Ein erster Untersuchungsausschuss des Bundestages hatte im August 2013 einen Abschlussbericht vorgelegt. Wohl wissend, dass allzu viele Fragen offengeblieben sind. Dass dennoch eine gute Arbeit beispielsweise bei der Aufklärung von Blood&Honour-Strukturen geleistet wurde, bestätigt die Rechtsextremismusexpertin Andrea Röpke. Doch andere Netzwerke, die parallel zum NSU nach den geheimen Terrormustern von Combat 18 agierten, wurden außer acht gelassen. Doch sie sind bis heute aktiv, haben zum Teil neue Strukturen, verstecken sich zum Teil in angeblichen Parteien. Statt sich lange mit den höchst irreführenden Aussagen der in München als Mitglied und Helfer des NSU angeklagten Beate Zschäpe und Ralf Wohlleben aufzuhalten, sollte man sich um den Angeklagten André Eminger und seinen Bruder kümmern - wenn man nach Drahtziehern des rassistischen Terrors suche.
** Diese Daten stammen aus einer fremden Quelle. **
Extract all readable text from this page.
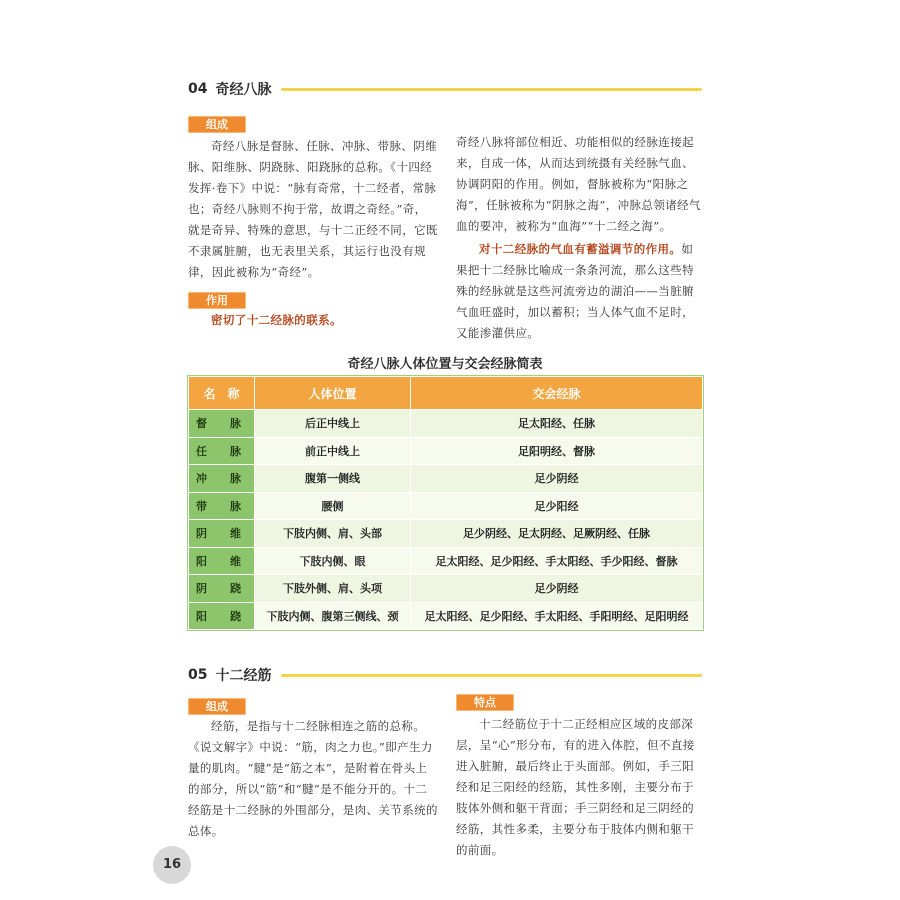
04 奇经八脉
组成

奇经八脉是督脉、任脉、冲脉、带脉、阴维脉、阳维脉、阴跷脉、阳跷脉的总称。《十四经发挥·卷下》中说：“脉有奇常，十二经者，常脉也；奇经八脉则不拘于常，故谓之奇经。”奇，就是奇异、特殊的意思，与十二正经不同，它既不隶属脏腑，也无表里关系，其运行也没有规律，因此被称为“奇经”。

作用

密切了十二经脉的联系。

奇经八脉将部位相近、功能相似的经脉连接起来，自成一体，从而达到统摄有关经脉气血、协调阴阳的作用。例如，督脉被称为“阳脉之海”，任脉被称为“阴脉之海”，冲脉总领诸经气血的要冲，被称为“血海”“十二经之海”。

对十二经脉的气血有蓄溢调节的作用。如果把十二经脉比喻成一条条河流，那么这些特殊的经脉就是这些河流旁边的湖泊——当脏腑气血旺盛时，加以蓄积；当人体气血不足时，又能渗灌供应。

奇经八脉人体位置与交会经脉简表
名　称	人体位置	交会经脉
督　脉	后正中线上	足太阳经、任脉
任　脉	前正中线上	足阳明经、督脉
冲　脉	腹第一侧线	足少阴经
带　脉	腰侧	足少阳经
阴　维	下肢内侧、肩、头部	足少阴经、足太阴经、足厥阴经、任脉
阳　维	下肢内侧、眼	足太阳经、足少阳经、手太阳经、手少阳经、督脉
阴　跷	下肢外侧、肩、头项	足少阴经
阳　跷	下肢内侧、腹第三侧线、颈	足太阳经、足少阳经、手太阳经、手阳明经、足阳明经
05 十二经筋
组成

经筋，是指与十二经脉相连之筋的总称。《说文解字》中说：“筋，肉之力也。”即产生力量的肌肉。“腱”是“筋之本”，是附着在骨头上的部分，所以“筋”和“腱”是不能分开的。十二经筋是十二经脉的外围部分，是肉、关节系统的总体。

特点

十二经筋位于十二正经相应区域的皮部深层，呈“心”形分布，有的进入体腔，但不直接进入脏腑，最后终止于头面部。例如，手三阳经和足三阳经的经筋，其性多刚，主要分布于肢体外侧和躯干背面；手三阴经和足三阴经的经筋，其性多柔，主要分布于肢体内侧和躯干的前面。

16
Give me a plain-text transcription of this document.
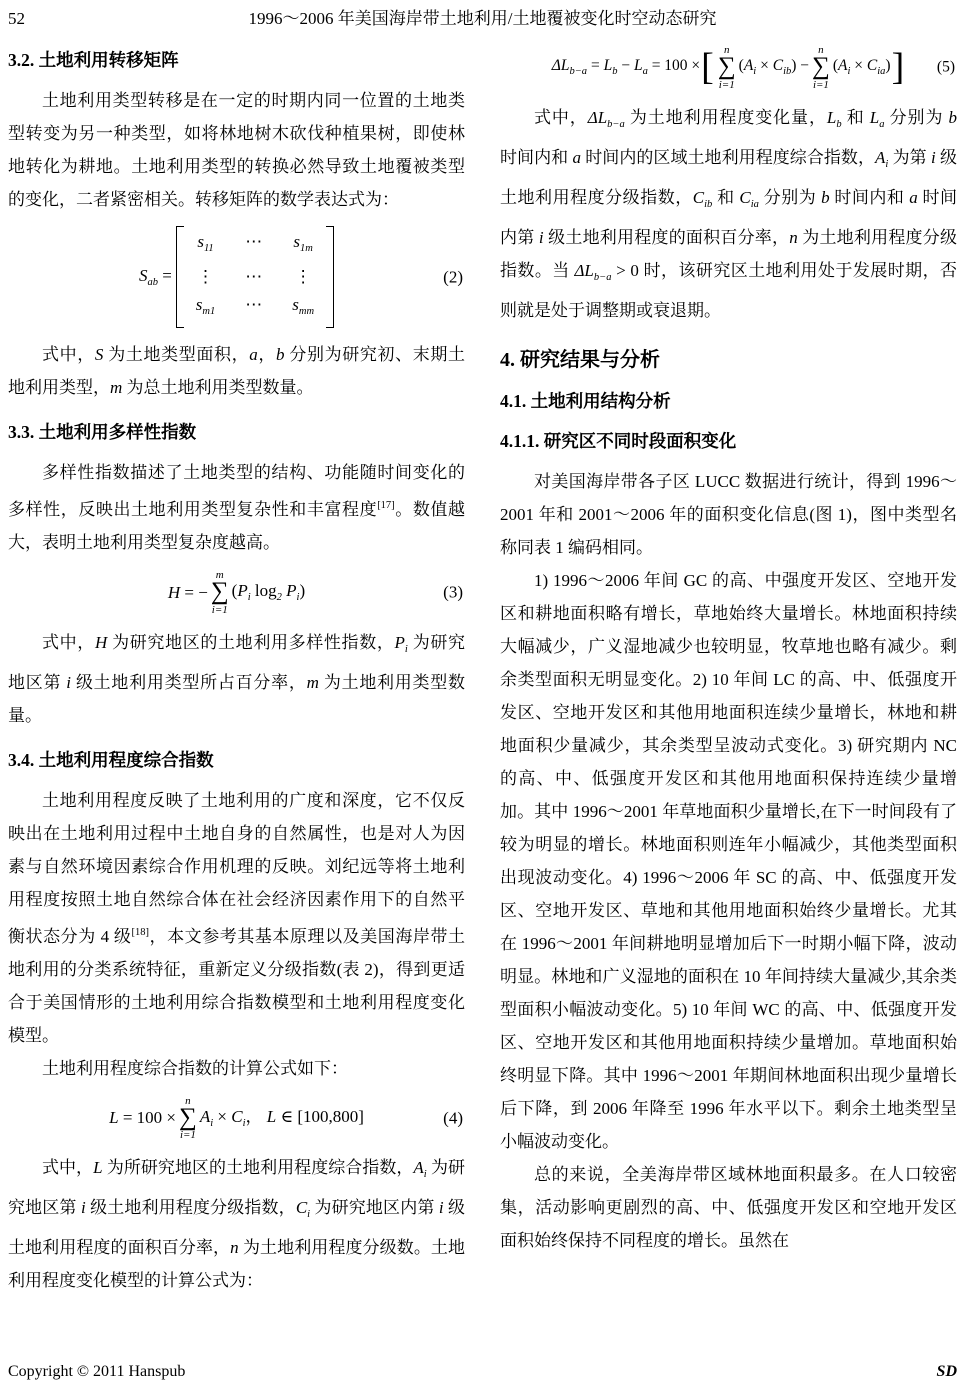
52	1996～2006 年美国海岸带土地利用/土地覆被变化时空动态研究
3.2. 土地利用转移矩阵

土地利用类型转移是在一定的时期内同一位置的土地类型转变为另一种类型，如将林地树木砍伐种植果树，即使林地转化为耕地。土地利用类型的转换必然导致土地覆被类型的变化，二者紧密相关。转移矩阵的数学表达式为：

$S_{ab}$ =
s11 ⋯ s1m
⋮ ⋯ ⋮
sm1 ⋯ smm
(2)

式中，S 为土地类型面积，a，b 分别为研究初、末期土地利用类型，m 为总土地利用类型数量。

3.3. 土地利用多样性指数

多样性指数描述了土地类型的结构、功能随时间变化的多样性，反映出土地利用类型复杂性和丰富程度[17]。数值越大，表明土地利用类型复杂度越高。

H = −
m
∑
i=1
($P_i$ $\log_2 P_i$)	(3)

式中，H 为研究地区的土地利用多样性指数，$P_i$ 为研究地区第 i 级土地利用类型所占百分率，m 为土地利用类型数量。

3.4. 土地利用程度综合指数

土地利用程度反映了土地利用的广度和深度，它不仅反映出在土地利用过程中土地自身的自然属性，也是对人为因素与自然环境因素综合作用机理的反映。刘纪远等将土地利用程度按照土地自然综合体在社会经济因素作用下的自然平衡状态分为 4 级[18]，本文参考其基本原理以及美国海岸带土地利用的分类系统特征，重新定义分级指数(表 2)，得到更适合于美国情形的土地利用综合指数模型和土地利用程度变化模型。

土地利用程度综合指数的计算公式如下：

L = 100 ×
n
∑
i=1
$A_i \times C_i$， L ∈ [100,800]	(4)

式中，L 为所研究地区的土地利用程度综合指数，$A_i$ 为研究地区第 i 级土地利用程度分级指数，$C_i$ 为研究地区内第 i 级土地利用程度的面积百分率，n 为土地利用程度分级数。土地利用程度变化模型的计算公式为：

$\Delta L_{b-a} = L_b - L_a = 100$ × [ n
∑
i=1
$(A_i \times C_{ib})$ −
n
∑
i=1
$(A_i \times C_{ia})$ ] (5)

式中，$\Delta L_{b-a}$ 为土地利用程度变化量，$L_b$ 和 $L_a$ 分别为 b 时间内和 a 时间内的区域土地利用程度综合指数，$A_i$ 为第 i 级土地利用程度分级指数，$C_{ib}$ 和 $C_{ia}$ 分别为 b 时间内和 a 时间内第 i 级土地利用程度的面积百分率，n 为土地利用程度分级指数。当 $\Delta L_{b-a} > 0$ 时，该研究区土地利用处于发展时期，否则就是处于调整期或衰退期。

4. 研究结果与分析
4.1. 土地利用结构分析
4.1.1. 研究区不同时段面积变化

对美国海岸带各子区 LUCC 数据进行统计，得到 1996～2001 年和 2001～2006 年的面积变化信息(图 1)，图中类型名称同表 1 编码相同。

1) 1996～2006 年间 GC 的高、中强度开发区、空地开发区和耕地面积略有增长，草地始终大量增长。林地面积持续大幅减少，广义湿地减少也较明显，牧草地也略有减少。剩余类型面积无明显变化。2) 10 年间 LC 的高、中、低强度开发区、空地开发区和其他用地面积连续少量增长，林地和耕地面积少量减少，其余类型呈波动式变化。3) 研究期内 NC 的高、中、低强度开发区和其他用地面积保持连续少量增加。其中 1996～2001 年草地面积少量增长,在下一时间段有了较为明显的增长。林地面积则连年小幅减少，其他类型面积出现波动变化。4) 1996～2006 年 SC 的高、中、低强度开发区、空地开发区、草地和其他用地面积始终少量增长。尤其在 1996～2001 年间耕地明显增加后下一时期小幅下降，波动明显。林地和广义湿地的面积在 10 年间持续大量减少,其余类型面积小幅波动变化。5) 10 年间 WC 的高、中、低强度开发区、空地开发区和其他用地面积持续少量增加。草地面积始终明显下降。其中 1996～2001 年期间林地面积出现少量增长后下降，到 2006 年降至 1996 年水平以下。剩余土地类型呈小幅波动变化。

总的来说，全美海岸带区域林地面积最多。在人口较密集，活动影响更剧烈的高、中、低强度开发区和空地开发区面积始终保持不同程度的增长。虽然在

Copyright © 2011 Hanspub	SD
Wie Röpke, so bot der Publizist Dirk Laabs eine ganze Liste möglicher Untersuchungskomplexe an. Er befasste sich unter anderem mit Vertuschungsaktionen beim Bundesamt für Verfassungsschutz. Einige in der vergangenen Legislaturperiode als Zeugen gehörte Verantwortliche hätten den Ausschuss nachweislich belogen.

Die Darstellungen der geladenen Arbeitskreisleiter der Innenministerkonferenz - einer vertrat den Polizei-, der andere den Verfassungsschutzbereich - boten sich gleichfalls als Gründe zur weiteren parlamentarischen Aufarbeitung an. Fazit der Beamten: Alle Lehren aus dem NSU-Aufklärungsversagen wurden gezogen.

Bei diesen Beschönigungen musste nicht nur Barbara John sichtlich an sich halten. Sie sieht weiter ein großes Defizit beim Thema Bekämpfung des Rechtsextremismus und meinte: »Haltungen verändere man nicht durch Predigten oder Empfehlungen.« Die verantwortliche Funktionselite habe noch lange nicht begriffen, dass es nicht darum gehe, den Staat zu schützen, sondern Menschen.

Zustimmendes und auch nachdenkliches Nicken bei den Ausschussmitgliedern. Der Vorsitzende Clemens Binninger (CDU) warnte am rande der Befragung nachdrücklich, dass das Gefahrenpotenzial durch den Rechtsextremismus »heute noch höher als vor einigen Jahren« sei. Kernsatz des gelernten Polizisten: Die Lage »ist sehr gefährlich und brisant«.